In this example, the relevant mismatch (120) is funded, on a just and reasonable basis, by 80 from C Co, 40 from D Co and 40 (indirectly) from E Co through D Co.

Note: The onus is on the relevant company within the charge to UK corporation tax to justify the other payments as relevant payments and to justify the extent to which they should be considered as also funding the relevant mismatch. In this example the allocation is obvious. However, if loan 1 was only for 80, and it used 40 of its own retained cash to fund the balance, then the starting presumption would be that the entire payment made by the relevant company within the charge to UK corporation tax had funded the relevant mismatch of 80. It would be up to the company to show that this is not appropriate.

Counteraction where the UK is in the position of Country X

Where the UK is Country X, then s259KC will apply to deny C Co a deduction in relation to the payments under Loan 2, which (in this example) would be the entire deduction of 80.

Counteraction where the UK is in the position of Country Y

Where the UK is Country Y, then s259KC will apply to deny D Co a deduction in relation to the payments under Loan 3, which (in this example) would be the entire deduction of 40.
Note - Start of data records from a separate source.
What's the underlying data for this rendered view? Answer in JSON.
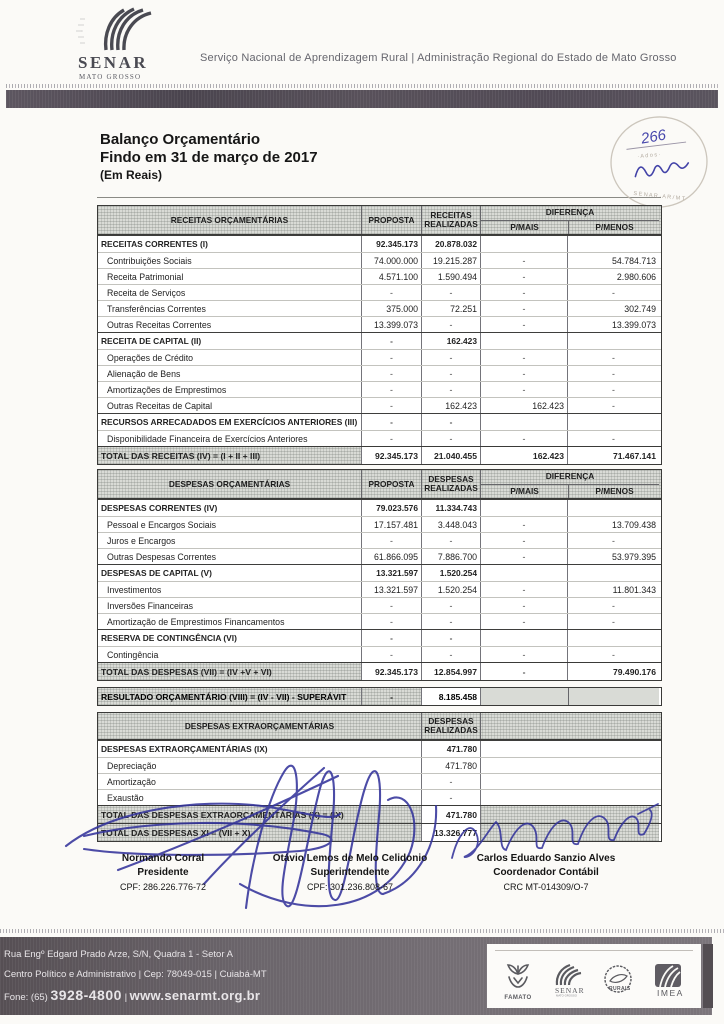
{
  "header": {
    "brand_name": "SENAR",
    "brand_region": "MATO GROSSO",
    "tagline": "Serviço Nacional de Aprendizagem Rural | Administração Regional do Estado de Mato Grosso"
  },
  "stamp": {
    "number": "266",
    "handwritten_name": "Lima"
  },
  "doc": {
    "title": "Balanço Orçamentário",
    "subtitle": "Findo em 31 de março de 2017",
    "unit": "(Em Reais)"
  },
  "receitas": {
    "header": {
      "col_label": "RECEITAS ORÇAMENTÁRIAS",
      "col_proposta": "PROPOSTA",
      "col_realizadas": "RECEITAS REALIZADAS",
      "col_diferenca": "DIFERENÇA",
      "col_pmais": "P/MAIS",
      "col_pmenos": "P/MENOS"
    },
    "rows": [
      {
        "type": "section",
        "label": "RECEITAS CORRENTES (I)",
        "cells": [
          "92.345.173",
          "20.878.032",
          "",
          ""
        ]
      },
      {
        "type": "item",
        "label": "Contribuições Sociais",
        "cells": [
          "74.000.000",
          "19.215.287",
          "-",
          "54.784.713"
        ]
      },
      {
        "type": "item",
        "label": "Receita Patrimonial",
        "cells": [
          "4.571.100",
          "1.590.494",
          "-",
          "2.980.606"
        ]
      },
      {
        "type": "item",
        "label": "Receita de Serviços",
        "cells": [
          "-",
          "-",
          "-",
          "-"
        ]
      },
      {
        "type": "item",
        "label": "Transferências Correntes",
        "cells": [
          "375.000",
          "72.251",
          "-",
          "302.749"
        ]
      },
      {
        "type": "item",
        "label": "Outras Receitas Correntes",
        "cells": [
          "13.399.073",
          "-",
          "-",
          "13.399.073"
        ]
      },
      {
        "type": "section",
        "label": "RECEITA DE CAPITAL (II)",
        "cells": [
          "-",
          "162.423",
          "",
          ""
        ]
      },
      {
        "type": "item",
        "label": "Operações de Crédito",
        "cells": [
          "-",
          "-",
          "-",
          "-"
        ]
      },
      {
        "type": "item",
        "label": "Alienação de Bens",
        "cells": [
          "-",
          "-",
          "-",
          "-"
        ]
      },
      {
        "type": "item",
        "label": "Amortizações de Emprestimos",
        "cells": [
          "-",
          "-",
          "-",
          "-"
        ]
      },
      {
        "type": "item",
        "label": "Outras Receitas de Capital",
        "cells": [
          "-",
          "162.423",
          "162.423",
          "-"
        ]
      },
      {
        "type": "section",
        "label": "RECURSOS ARRECADADOS EM EXERCÍCIOS ANTERIORES (III)",
        "cells": [
          "-",
          "-",
          "",
          ""
        ]
      },
      {
        "type": "item",
        "label": "Disponibilidade Financeira de Exercícios Anteriores",
        "cells": [
          "-",
          "-",
          "-",
          "-"
        ]
      },
      {
        "type": "total",
        "label": "TOTAL DAS RECEITAS (IV) = (I + II + III)",
        "cells": [
          "92.345.173",
          "21.040.455",
          "162.423",
          "71.467.141"
        ]
      }
    ]
  },
  "despesas": {
    "header": {
      "col_label": "DESPESAS ORÇAMENTÁRIAS",
      "col_proposta": "PROPOSTA",
      "col_realizadas": "DESPESAS REALIZADAS",
      "col_diferenca": "DIFERENÇA",
      "col_pmais": "P/MAIS",
      "col_pmenos": "P/MENOS"
    },
    "rows": [
      {
        "type": "section",
        "label": "DESPESAS CORRENTES (IV)",
        "cells": [
          "79.023.576",
          "11.334.743",
          "",
          ""
        ]
      },
      {
        "type": "item",
        "label": "Pessoal e Encargos Sociais",
        "cells": [
          "17.157.481",
          "3.448.043",
          "-",
          "13.709.438"
        ]
      },
      {
        "type": "item",
        "label": "Juros e Encargos",
        "cells": [
          "-",
          "-",
          "-",
          "-"
        ]
      },
      {
        "type": "item",
        "label": "Outras Despesas Correntes",
        "cells": [
          "61.866.095",
          "7.886.700",
          "-",
          "53.979.395"
        ]
      },
      {
        "type": "section",
        "label": "DESPESAS DE CAPITAL (V)",
        "cells": [
          "13.321.597",
          "1.520.254",
          "",
          ""
        ]
      },
      {
        "type": "item",
        "label": "Investimentos",
        "cells": [
          "13.321.597",
          "1.520.254",
          "-",
          "11.801.343"
        ]
      },
      {
        "type": "item",
        "label": "Inversões Financeiras",
        "cells": [
          "-",
          "-",
          "-",
          "-"
        ]
      },
      {
        "type": "item",
        "label": "Amortização de Emprestimos Financamentos",
        "cells": [
          "-",
          "-",
          "-",
          "-"
        ]
      },
      {
        "type": "section",
        "label": "RESERVA DE CONTINGÊNCIA (VI)",
        "cells": [
          "-",
          "-",
          "",
          ""
        ]
      },
      {
        "type": "item",
        "label": "Contingência",
        "cells": [
          "-",
          "-",
          "-",
          "-"
        ]
      },
      {
        "type": "total",
        "label": "TOTAL DAS DESPESAS (VII) = (IV +V + VI)",
        "cells": [
          "92.345.173",
          "12.854.997",
          "-",
          "79.490.176"
        ]
      }
    ]
  },
  "resultado": {
    "label": "RESULTADO ORÇAMENTÁRIO (VIII) = (IV - VII)  - SUPERÁVIT",
    "proposta": "-",
    "realizadas": "8.185.458"
  },
  "extra": {
    "header": {
      "col_label": "DESPESAS EXTRAORÇAMENTÁRIAS",
      "col_realizadas": "DESPESAS REALIZADAS"
    },
    "rows": [
      {
        "type": "section",
        "label": "DESPESAS EXTRAORÇAMENTÁRIAS (IX)",
        "cells": [
          "471.780",
          ""
        ]
      },
      {
        "type": "item",
        "label": "Depreciação",
        "cells": [
          "471.780",
          ""
        ]
      },
      {
        "type": "item",
        "label": "Amortização",
        "cells": [
          "-",
          ""
        ]
      },
      {
        "type": "item",
        "label": "Exaustão",
        "cells": [
          "-",
          ""
        ]
      },
      {
        "type": "total",
        "label": "TOTAL DAS DESPESAS EXTRAORÇAMENTÁRIAS (X) = (IX)",
        "cells": [
          "471.780",
          ""
        ]
      },
      {
        "type": "total",
        "label": "TOTAL DAS DESPESAS XI = (VII + X)",
        "cells": [
          "13.326.777",
          ""
        ]
      }
    ]
  },
  "signatories": [
    {
      "name": "Normando Corral",
      "role": "Presidente",
      "id": "CPF: 286.226.776-72"
    },
    {
      "name": "Otávio Lemos de Melo Celidonio",
      "role": "Superintendente",
      "id": "CPF: 301.236.808-67"
    },
    {
      "name": "Carlos Eduardo Sanzio Alves",
      "role": "Coordenador Contábil",
      "id": "CRC MT-014309/O-7"
    }
  ],
  "footer": {
    "address1": "Rua Engº Edgard Prado Arze, S/N, Quadra 1 - Setor A",
    "address2": "Centro Político e Administrativo | Cep: 78049-015 | Cuiabá-MT",
    "phone_label": "Fone: (65)",
    "phone": "3928-4800",
    "separator": "|",
    "website": "www.senarmt.org.br",
    "logos": {
      "l1": "FAMATO",
      "l2": "SENAR",
      "l3": "RURAIS",
      "l4": "IMEA"
    }
  },
  "colors": {
    "signature_ink": "#34349b",
    "stamp_ink": "#4747ac",
    "band": "#574f56",
    "header_texture": "#d9dbd6"
  }
}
Counteraction where the UK is in the position of Country Z

Where the UK is Country Z, then s259KC will apply if it is reasonable to suppose that country Y will not have countered the mismatch. Therefore if Country Y is OECD mismatch complaint, no counteraction will be required in in Country Z (the UK), but if country Y is not OECD mismatch complaint, then a counteraction will be required.